Underlying Population Differences
- Say I want to issue car loans and get the best returns.
- I could produce “neighborhood level” economic demographics, average credit score, income or loan default rate.
- But doing this risks producing a tool with strong implicit bias along features we don’t want to use
- Say we find the poorest 10% of neighborhoods account for 50% of the failures-to pay, or 20% of the otherwise-negative experiences on the job.
- Making a model that strongly or exclusively considered geography would also tend to “label” a larger set of people from one demographic (say a race, or religion) as being worse ‘risks’ due to varying demographics between neighborhoods
- One possible solution: explicitly evaluate and correct for the bias!
So How can We Make Things “Fair?”
- The field is thinking about this issue a lot.
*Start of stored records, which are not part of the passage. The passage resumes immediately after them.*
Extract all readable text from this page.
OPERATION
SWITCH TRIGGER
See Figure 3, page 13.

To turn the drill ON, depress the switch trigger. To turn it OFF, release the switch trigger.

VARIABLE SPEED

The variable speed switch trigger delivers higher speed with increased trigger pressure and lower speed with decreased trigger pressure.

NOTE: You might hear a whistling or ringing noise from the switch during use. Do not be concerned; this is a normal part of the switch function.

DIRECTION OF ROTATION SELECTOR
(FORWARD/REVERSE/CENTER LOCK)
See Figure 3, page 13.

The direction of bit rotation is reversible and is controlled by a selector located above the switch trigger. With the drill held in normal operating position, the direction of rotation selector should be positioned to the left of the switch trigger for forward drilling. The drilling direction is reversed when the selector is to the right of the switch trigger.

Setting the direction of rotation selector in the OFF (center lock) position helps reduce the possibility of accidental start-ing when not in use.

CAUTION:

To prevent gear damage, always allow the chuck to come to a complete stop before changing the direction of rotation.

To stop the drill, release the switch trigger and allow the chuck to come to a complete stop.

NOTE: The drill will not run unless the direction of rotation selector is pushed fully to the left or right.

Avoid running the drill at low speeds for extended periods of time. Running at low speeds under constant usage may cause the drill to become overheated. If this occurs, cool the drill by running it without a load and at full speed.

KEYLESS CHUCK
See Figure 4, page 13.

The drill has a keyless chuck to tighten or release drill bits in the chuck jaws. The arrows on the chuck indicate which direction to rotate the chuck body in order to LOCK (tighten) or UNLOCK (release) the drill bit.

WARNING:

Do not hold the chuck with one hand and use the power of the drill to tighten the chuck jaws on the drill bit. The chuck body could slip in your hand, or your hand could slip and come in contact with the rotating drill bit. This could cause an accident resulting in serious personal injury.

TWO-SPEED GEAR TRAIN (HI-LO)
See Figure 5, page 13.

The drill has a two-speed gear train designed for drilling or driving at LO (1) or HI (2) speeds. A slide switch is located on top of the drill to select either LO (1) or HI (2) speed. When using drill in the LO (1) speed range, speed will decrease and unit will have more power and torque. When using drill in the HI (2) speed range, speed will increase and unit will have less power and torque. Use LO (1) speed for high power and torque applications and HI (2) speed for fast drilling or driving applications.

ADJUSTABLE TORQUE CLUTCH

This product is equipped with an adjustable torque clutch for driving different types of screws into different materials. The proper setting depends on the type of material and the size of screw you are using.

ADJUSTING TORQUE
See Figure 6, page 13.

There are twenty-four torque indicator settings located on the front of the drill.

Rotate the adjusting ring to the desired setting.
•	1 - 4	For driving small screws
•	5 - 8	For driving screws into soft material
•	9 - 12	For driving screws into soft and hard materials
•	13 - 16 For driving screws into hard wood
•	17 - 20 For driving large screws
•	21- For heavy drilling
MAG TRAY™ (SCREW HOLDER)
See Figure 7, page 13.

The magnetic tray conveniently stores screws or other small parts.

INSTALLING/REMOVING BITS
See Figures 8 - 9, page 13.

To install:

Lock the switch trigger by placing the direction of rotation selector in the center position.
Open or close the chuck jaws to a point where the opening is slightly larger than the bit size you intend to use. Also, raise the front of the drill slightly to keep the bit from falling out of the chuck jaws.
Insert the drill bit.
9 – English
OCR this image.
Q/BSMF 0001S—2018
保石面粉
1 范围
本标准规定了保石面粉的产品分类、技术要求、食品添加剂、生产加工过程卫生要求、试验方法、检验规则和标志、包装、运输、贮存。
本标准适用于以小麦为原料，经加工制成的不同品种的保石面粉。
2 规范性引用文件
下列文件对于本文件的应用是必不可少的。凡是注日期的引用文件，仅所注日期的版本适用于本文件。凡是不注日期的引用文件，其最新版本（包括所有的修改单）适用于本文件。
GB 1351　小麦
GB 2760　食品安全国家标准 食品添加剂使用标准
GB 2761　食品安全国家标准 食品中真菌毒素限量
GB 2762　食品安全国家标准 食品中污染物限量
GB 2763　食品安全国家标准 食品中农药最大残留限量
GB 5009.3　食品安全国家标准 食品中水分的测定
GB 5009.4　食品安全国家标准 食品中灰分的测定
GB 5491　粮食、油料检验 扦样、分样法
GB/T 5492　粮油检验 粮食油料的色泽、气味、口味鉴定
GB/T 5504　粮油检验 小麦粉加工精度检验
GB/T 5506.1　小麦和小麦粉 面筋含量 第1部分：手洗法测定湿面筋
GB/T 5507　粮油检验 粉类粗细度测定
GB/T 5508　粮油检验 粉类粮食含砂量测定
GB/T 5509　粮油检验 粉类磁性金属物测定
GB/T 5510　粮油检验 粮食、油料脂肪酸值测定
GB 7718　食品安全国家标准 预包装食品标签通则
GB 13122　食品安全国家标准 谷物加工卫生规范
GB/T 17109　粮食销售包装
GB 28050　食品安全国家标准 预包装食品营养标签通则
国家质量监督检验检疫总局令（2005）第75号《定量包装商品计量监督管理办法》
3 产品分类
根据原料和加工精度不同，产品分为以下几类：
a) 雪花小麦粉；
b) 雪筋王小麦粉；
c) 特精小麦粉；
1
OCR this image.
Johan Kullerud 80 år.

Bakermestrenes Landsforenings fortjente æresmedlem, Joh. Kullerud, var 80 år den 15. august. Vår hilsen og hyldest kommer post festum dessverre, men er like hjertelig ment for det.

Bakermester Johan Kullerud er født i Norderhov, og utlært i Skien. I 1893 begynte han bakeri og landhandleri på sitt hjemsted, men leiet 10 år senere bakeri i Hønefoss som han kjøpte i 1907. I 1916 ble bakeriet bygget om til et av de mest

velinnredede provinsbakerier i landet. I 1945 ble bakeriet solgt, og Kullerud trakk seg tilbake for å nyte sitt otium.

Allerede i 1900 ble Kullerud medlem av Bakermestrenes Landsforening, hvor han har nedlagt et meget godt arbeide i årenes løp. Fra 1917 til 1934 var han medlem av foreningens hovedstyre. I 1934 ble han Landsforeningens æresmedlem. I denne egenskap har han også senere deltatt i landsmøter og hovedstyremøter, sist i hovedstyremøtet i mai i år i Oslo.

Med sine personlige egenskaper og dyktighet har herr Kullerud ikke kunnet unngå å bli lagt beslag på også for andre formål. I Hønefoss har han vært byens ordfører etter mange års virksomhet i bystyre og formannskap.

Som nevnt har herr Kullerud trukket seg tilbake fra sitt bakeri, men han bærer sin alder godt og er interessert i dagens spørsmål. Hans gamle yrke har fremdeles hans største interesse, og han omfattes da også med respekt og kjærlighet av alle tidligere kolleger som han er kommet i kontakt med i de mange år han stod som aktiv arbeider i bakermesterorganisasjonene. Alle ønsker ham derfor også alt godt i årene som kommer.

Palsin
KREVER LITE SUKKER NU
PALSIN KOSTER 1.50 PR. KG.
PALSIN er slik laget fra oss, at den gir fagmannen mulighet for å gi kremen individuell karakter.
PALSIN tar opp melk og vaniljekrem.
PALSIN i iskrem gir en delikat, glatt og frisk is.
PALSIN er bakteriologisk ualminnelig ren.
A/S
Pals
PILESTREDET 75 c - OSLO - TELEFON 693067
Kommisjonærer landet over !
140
Several possibilities
- “Maximize my return”: If no bias is explicitly added, the results can be considered “fair.”
- “Remove group awareness”: If no features are present that should allow explicit bias, the results are “fair.”
- “Inter-group parity”: If the same fraction of each demographic group end up chosen (or valued positively, or incorrectly measured, etc), then the results are “fair.”
- “Equal Opportunity”: If, of the people who would represent a positive measurement, the same ratio in each demographic group are estimated to be positive, then the results are “fair.”
- Others are possible: Equalizing false positives, etc.
So What Are we Going to Do About ML Bias?
- Even now, bias is very possible and the field needs consistent guidance and consensus about what “fair” looks like.
- We should consider tests for differential treatment with broad use-cases
- The field needs consensus on which “fairness” metric we should use and when
So What are We Going to do About Emergent Behaviors and Dangerous AI?
- We need a standards organization. We need guidance that could drive legislation on the development and use of strong AI
- What variations to current modern AI would precipitate these nightmare scenarios?
- The development of self-referential reasoning (in which the value function is tied to the state of health of the robot itself), the development of recursive self-programming (in which the algorithm can vary not just its parameter set but the value function or the surrounding code used to construct the model) and others
So what are we going to do about emergent behaviors and dangerous AI?
- What limitations could be put in place to allow strong AI development without risking "runaway?" some possibilities:
- "checkpointing" where human input is periodically required to continue training and learning
- "structure limiting" that disallows model past a certain level of complexity
- "algorithm isolation" where robots undergoing learning processes cannot share this information directly without human intervention
- Other improvements to common practice include a development of a standard test set of common and uncommon circumstances, and the "checkout" of any algorithm by displaying acceptable behavior in those tests before deployment in the real world.
There are still other issues as well
- If AI solutions are allowed to do jobs that humans now do (from driving to surgery), who holds the liability for accident and error? We have standards issues. We need:
- Certification
- Understanding of liability
- Standardized tests for performance
- Remediation best practices
- These can be informed by legal definition and precedent
- Even if humanity is “safe,” how do we distribute resources in a world where the cost of goods and service plummets?
- As the legal and tech community, we need to get out in front of this!
And right now? It’s kind of the Wild West out here…
Very little of this is mandatory or even standard practice anywhere; most attempts at compliance with these principles is voluntary and nascent
Cases like the Uber car accident will be important in defining where liability is handled, we may expect similar cases as autonomous systems become more common
We can expect the next decade to necessitate a lot of these cases, we probably won’t go another 10 years without some kind of real regulatory body either.
In the end, we should brace for some of thee issues, expect a few significant legal cases, and “get ahead” of it wherever we can to head off potentially dangerous fallout.